The FISA, sympathetic to Ferrari and Renault teams running turbocharged engines, protested against the winning Brabham and Williams non-turbo cars, which were subsequently disqualified, and that dispute was upheld at the FISA court of appeal. So the acrimony followed the season back to the European theatre of races.
At this time of year, in late April, the Formula 1 circus used to descend in the springtime on the picturesque circuit ‘Autodromo Enzo e Dino Ferrari’ in the small town of Imola, near Bologna, Italy. A circuit that was to gain infamy much later as the scene of Ayrton Senna’s death in 1994.
Many of the FOCA team trucks and motorhomes had already arrived at the circuit when, late in the evening, we got the call from the various team bases in the UK to “leave immediately by the fastest possible route out of Italy”. In the dead of night, under cover of darkness, it was “Switzerland here we come”.
In a ridiculous display of petulance, the race was to be boycotted by the majority of the FOCA teams and it was thought that injunctions would be applied to the teams property still in Italy. Only fourteen cars would start that race.
The ‘turbo or non-turbo’ dispute continued to rage and would do so through the season but at the next race after Imola, the Belgian Grand Prix at Zolder, all of those power politics were shattered by an accident in practice, on the 8th May 1982, that took the life of Ferrari driver Gilles Villeneuve, considered one of the most skilful and exciting drivers in history.
In Imola, Villeneuve and team mate Didier Pironi had a major disagreement when Pironi apparently wilfully disobeyed team orders, as understood by Villeneuve, and overtook him late in the race thereby taking the win from an incensed and disgusted Villeneuve who then declared “I have declared war. I will do my own thing in future”.
It is thought that perhaps that was playing heavily on an angry Villeneuve’s mind when, just ten minutes before the end of qualifying and with Pironi in pole position, he crashed into the back of Jochen Mass’ car, the Ferrari cartwheeling and throwing it’s driver out of the cockpit and into the barriers. The Ferrari team withdrew from the race, packed up and left the track and a very dark and sombre mood descended on the paddock.

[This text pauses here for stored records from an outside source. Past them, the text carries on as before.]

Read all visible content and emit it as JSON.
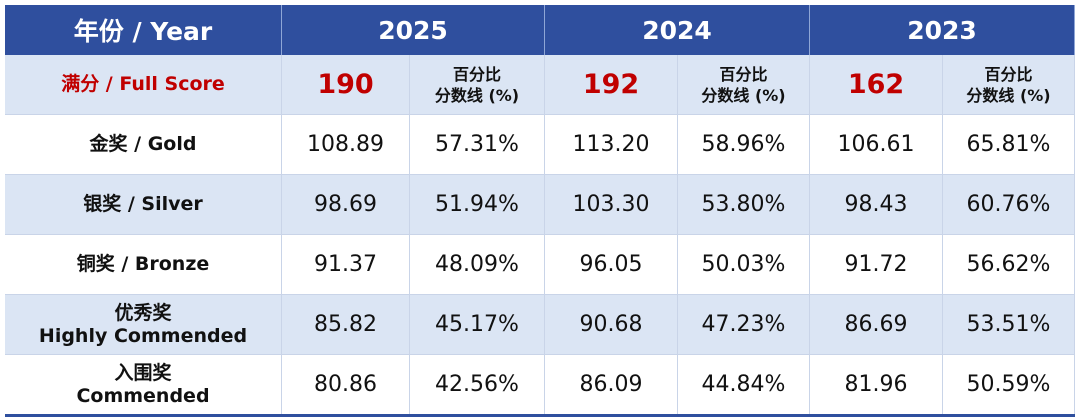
{
  "table": {
    "header": [
      "年份 / Year",
      "2025",
      "2024",
      "2023"
    ],
    "full_score": {
      "label": "满分 / Full Score",
      "cells": [
        {
          "score": "190",
          "pct_header": [
            "百分比",
            "分数线 (%)"
          ]
        },
        {
          "score": "192",
          "pct_header": [
            "百分比",
            "分数线 (%)"
          ]
        },
        {
          "score": "162",
          "pct_header": [
            "百分比",
            "分数线 (%)"
          ]
        }
      ]
    },
    "rows": [
      {
        "label": [
          "金奖 / Gold"
        ],
        "cells": [
          "108.89",
          "57.31%",
          "113.20",
          "58.96%",
          "106.61",
          "65.81%"
        ]
      },
      {
        "label": [
          "银奖 / Silver"
        ],
        "cells": [
          "98.69",
          "51.94%",
          "103.30",
          "53.80%",
          "98.43",
          "60.76%"
        ]
      },
      {
        "label": [
          "铜奖 / Bronze"
        ],
        "cells": [
          "91.37",
          "48.09%",
          "96.05",
          "50.03%",
          "91.72",
          "56.62%"
        ]
      },
      {
        "label": [
          "优秀奖",
          "Highly Commended"
        ],
        "cells": [
          "85.82",
          "45.17%",
          "90.68",
          "47.23%",
          "86.69",
          "53.51%"
        ]
      },
      {
        "label": [
          "入围奖",
          "Commended"
        ],
        "cells": [
          "80.86",
          "42.56%",
          "86.09",
          "44.84%",
          "81.96",
          "50.59%"
        ]
      }
    ]
  }
}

On then to Monaco and then to the inaugural Detroit race where the politics continued to rumble as Ecclestone tried to rally his FOCA teams around him, but to no avail as they all soon scrambled to make arrangements to fit turbo engines to their cars for the following season.
Deaths dark shadow had not given up on Formula 1 though.
At the next Grand Prix in Montreal, Villeneuve’s home race and on a circuit newly named in his memory, Italian driver Riccardo Paletti was killed in an horrific start line accident when he crashed at unabated speed into the back of Didier Pironi’s stalled Ferrari.
Later in the season Pironi himself was brutally injured when, during qualifying in wet conditions at Hockenheim, he was unsighted in the spray and ran into the back of Alain Prost’s Renault. The injuries he suffered brought the premature end to his Formula 1 career.
Meanwhile, in the background, the politics had been, and were still being played out with Jean-Marie Balestre developing plans that would bring him and FISA into direct confrontation with Ecclestone and FOCA. That scenario would continue to be played out over the next few years with Ecclestone eventually gaining most of the control he was seeking, and that new ‘Concorde Agreement’ helping to establish a relatively calm breakout of peace, at least on the surface.
The 1982 season also saw the Swiss Grand Prix take place at the circuit Dijon-Prenois in France and pre-qualifying very much in force with some forty drivers from eighteen teams taking part over the course of the season, and only twenty six cars permitted to race, the track was a much more crowded place to be.
Keke Rosberg, father of 2016 World Champion Nico, became the 1982 World Drivers Champion by dint of winning just one solitary race and there were a total of eleven race winners over the season, with nine different winners winning nine consecutive races.
The 1982 F1 season makes the current discussions and disagreements in the 2018 season look calm and gentlemanly by comparison.